Re: Crossover design choice - seeking your input!
Hey Jack,
IANAPCD (I Am Not a Passive Crossover Designer), but I suppose it would be accurate to say I am an active crossover designer. I don't know that it's accurate to say that a passive can do things an active can't, except perhaps for some impedance flattening (and that's of arguable value except in the HF). When you only have one amp channel available then yes, you need a passive crossover. But that's not technical ability, that's cost cutting. A good passive crossover is almost like a powered loudspeaker sans limiters and protective high pass... plug in the box and go, no need to worry that the settings are right. The basic acoustic stuff is the same, just the way you get there is different. There's a low cost of entry to build a mediocre passive, and the more you want it to do the more it's going to cost. Almost any DSP can do pretty much anything you'd want to be doing to a loudspeaker, but you need to pay at least a certain amount to get into that club.

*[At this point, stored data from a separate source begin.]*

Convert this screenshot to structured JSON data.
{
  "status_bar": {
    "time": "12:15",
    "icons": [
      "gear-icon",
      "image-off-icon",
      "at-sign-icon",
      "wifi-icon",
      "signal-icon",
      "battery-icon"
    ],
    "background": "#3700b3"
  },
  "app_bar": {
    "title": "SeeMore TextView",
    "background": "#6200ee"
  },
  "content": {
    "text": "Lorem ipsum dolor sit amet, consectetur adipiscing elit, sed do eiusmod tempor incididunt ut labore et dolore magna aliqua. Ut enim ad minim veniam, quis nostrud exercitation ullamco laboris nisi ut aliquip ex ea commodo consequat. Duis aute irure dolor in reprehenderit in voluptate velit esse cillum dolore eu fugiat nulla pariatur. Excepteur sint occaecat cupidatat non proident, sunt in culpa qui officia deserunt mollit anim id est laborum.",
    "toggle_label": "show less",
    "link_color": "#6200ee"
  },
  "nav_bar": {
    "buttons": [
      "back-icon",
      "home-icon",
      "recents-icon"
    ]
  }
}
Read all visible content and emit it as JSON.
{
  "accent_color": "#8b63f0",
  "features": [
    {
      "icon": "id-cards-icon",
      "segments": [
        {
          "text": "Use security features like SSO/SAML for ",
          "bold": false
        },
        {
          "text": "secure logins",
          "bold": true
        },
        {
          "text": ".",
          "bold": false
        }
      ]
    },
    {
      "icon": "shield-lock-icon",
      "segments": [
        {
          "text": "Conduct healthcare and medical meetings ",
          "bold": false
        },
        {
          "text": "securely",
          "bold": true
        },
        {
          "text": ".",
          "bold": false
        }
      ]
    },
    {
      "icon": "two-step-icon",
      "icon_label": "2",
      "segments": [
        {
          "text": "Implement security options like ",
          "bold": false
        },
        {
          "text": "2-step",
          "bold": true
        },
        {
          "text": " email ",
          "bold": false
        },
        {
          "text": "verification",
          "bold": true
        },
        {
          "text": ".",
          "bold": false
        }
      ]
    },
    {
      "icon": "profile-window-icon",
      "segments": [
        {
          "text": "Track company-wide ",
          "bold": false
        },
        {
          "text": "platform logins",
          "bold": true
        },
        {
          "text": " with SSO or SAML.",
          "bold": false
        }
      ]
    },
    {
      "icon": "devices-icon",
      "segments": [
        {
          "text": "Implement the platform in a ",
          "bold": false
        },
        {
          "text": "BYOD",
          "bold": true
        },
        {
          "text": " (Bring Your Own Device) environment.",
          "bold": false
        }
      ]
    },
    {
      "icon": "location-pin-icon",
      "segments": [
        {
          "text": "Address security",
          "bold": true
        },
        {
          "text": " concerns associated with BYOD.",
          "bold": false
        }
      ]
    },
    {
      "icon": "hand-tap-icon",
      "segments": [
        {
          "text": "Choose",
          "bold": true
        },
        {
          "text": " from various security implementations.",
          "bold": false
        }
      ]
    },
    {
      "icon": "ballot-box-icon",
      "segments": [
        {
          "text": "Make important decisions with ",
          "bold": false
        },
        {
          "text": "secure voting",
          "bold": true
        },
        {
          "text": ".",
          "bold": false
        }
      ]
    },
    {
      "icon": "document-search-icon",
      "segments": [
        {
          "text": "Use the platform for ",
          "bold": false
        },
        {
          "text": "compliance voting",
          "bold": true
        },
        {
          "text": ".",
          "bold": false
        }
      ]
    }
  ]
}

To be fair, if you asked me what the "crossover point" was on any of my tunings I'd have to look at a final acoustic measurement, what I put into the DSP would probably sound weird to you... of course, the best part is coming back to a tuning to discover that someone has "fixed" my "wrong" crossover points.
Here is the deal on passive vs active.
First the old active analog from TDM, Biamp, JBL etc are basisaly a “One Trick Pony”
They have High-pass, Low-pass, Band-pass and that is about it.
The exception was the added EQ for CD horns.
Next we have the DSP (active digital).
Typical being the DBX driverack family
This would have several different types of “knee” on a xover such as LR, Butterworth, etc.
In addition it would have several to many full Parametric EQ.
The PEQ gave you some flexibility.
Now on to Passive. Start with using the proper filters for a 4th Order LR at 8 ohms.
Add a 2nd Order Butt.
With passive xovers transform all the area between those two curves is available.
You can get something close using the DSP. Start with the high-pass and low-pass you need and then add as many PEQ as necessary.
You will find that the interaction between all those PEQ filter may become a problem.
All this said for your DIY I vote for an active solution.
Either a self-powered box or an outboard DSP such as a Driverack.
My reasoning is that if we have to go to a different driver the DSP can be easily adjusted.
It also gives the DIY enthusiast something to play with and learn from. I don’t see very many people rolling their own passive xover.
In the end I suppose you should offer both if possible.
On drivers, everything starts with the quality of the drivers you pick.
Spend some money here.
If you use a cheap driver the most expensive xover will not cure it.
That said I will play devil’s advocate.
A friend has a Yamaha waveforce.
It uses an Eminence 15”, a Eminence 1” throat compression driver and a large conical horn.
He bought them not working with part of the xover fried.
He asked me to find the fault and use the old parts as much as possible because he did not have the money right then.
After I was done I used about 75% of the caps and inductors to get a fairly smooth response.
Out of all his speakers he rents out and uses this pair more then all of his speaker boxes.
NOTE: A big part of the sound is that conical horn.
If you feel you can live with 60-degree us a conical horn if possible. I say this because most of the conical horns I have seen have been both small a narrow.